Different chromatin structural states may be required for initial and latter steps of BER. Based on our results, we propose a mechanistic model for short-patch BER in chromatin (Figure 5). DNA glycosylases, which are relatively abundant for frequently occurring base damage (48), continually ‘survey’ the genome and cleave glycosyl bonds of damaged bases (Figure 5). Subsequently, APE, which is present at high amounts in cells (350 000–700 000 molecules/cell), will incise at AP sites (46,49). Both of these enzymes may act directly on chromatin without requiring significant nucleosome disruption, possibly using the dynamic unwrapping of nucleosome DNA to gain access to internal nucleosome sites. In contrast, Pol β exists at lower levels in cells, ∼50 000 molecules (50), and may only be able to access strand breaks in nucleosome-free DNA, or linker DNA regions. Access of UDG/APE-induced strand breaks within nucleosome core particles, however, may require nucleosome sliding or disruption prior to gap-filling synthesis. After removal of the dRP group by Pol β, the nick is sealed by DNA ligase. Completion of the repair process would then involve rearrangement of the repaired DNA back to the original chromatin structure (Figure 5).

Figure 5.

Schematic model of chromatin-remodeling during short-patch BER in chromatin. Damaged bases in chromatin are recognized and incised by a damage-specific DNA glycosylase and abundant APE. Chromatin-remodeling complex then locally disrupts nucleosomes to allow Pol β access to these single nucleotide gaps. Following gap-filling synthesis and removal of dRP group by Pol β, the nick is sealed by DNA ligase, and followed by nucleosome refolding.
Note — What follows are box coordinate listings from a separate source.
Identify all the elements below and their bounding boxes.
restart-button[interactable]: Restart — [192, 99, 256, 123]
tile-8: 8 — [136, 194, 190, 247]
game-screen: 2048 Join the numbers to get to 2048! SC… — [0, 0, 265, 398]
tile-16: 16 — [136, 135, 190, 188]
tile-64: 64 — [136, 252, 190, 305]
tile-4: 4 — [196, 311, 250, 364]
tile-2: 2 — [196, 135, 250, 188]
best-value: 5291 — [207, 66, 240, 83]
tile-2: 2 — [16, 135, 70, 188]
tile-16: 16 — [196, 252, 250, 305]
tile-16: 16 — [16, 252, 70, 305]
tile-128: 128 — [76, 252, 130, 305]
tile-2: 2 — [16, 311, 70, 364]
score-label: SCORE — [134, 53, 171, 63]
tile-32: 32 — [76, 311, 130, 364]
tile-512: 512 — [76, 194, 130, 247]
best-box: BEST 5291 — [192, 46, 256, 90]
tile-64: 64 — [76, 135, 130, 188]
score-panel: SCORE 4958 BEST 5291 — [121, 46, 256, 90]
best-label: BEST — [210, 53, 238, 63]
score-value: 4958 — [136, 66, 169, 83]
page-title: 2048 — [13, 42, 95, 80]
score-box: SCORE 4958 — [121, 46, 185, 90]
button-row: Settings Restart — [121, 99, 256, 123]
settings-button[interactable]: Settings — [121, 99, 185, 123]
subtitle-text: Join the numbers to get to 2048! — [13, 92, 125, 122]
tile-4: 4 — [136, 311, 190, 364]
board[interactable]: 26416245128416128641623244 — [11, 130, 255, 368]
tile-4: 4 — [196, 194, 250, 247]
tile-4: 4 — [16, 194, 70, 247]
Finally, Chambon and colleagues (51) reported that thymine DNA glycosylase (TDG) associates with transcriptional coactivators CBP and p300. Thus, acetylation of histone tails by the CBP/p300-TDG complex may promote local chromatin relaxation at these sites. However, relaxation of closed chromatin structure to open form may only be sufficient for Pol β DNA synthesis in linker DNA regions and may not be sufficient for access of Pol β to single-strand breaks in nucleosome core DNA. Indeed, preliminary results do not show a marked promotion of DNA synthesis on oligonucleosomes in the presence of a histone acetyl transferase (HAT1) (Nakanishi and Smerdon, unpublished results). Therefore, complete exposure of nucleosome core DNA, by either nucleosome sliding or disruption may be required to allow Pol β complete access to damaged sites. However, histone acetylation may have important roles in recruitment of additional factors, such as chromatin remodeling complexes, linking these two different chromatin states.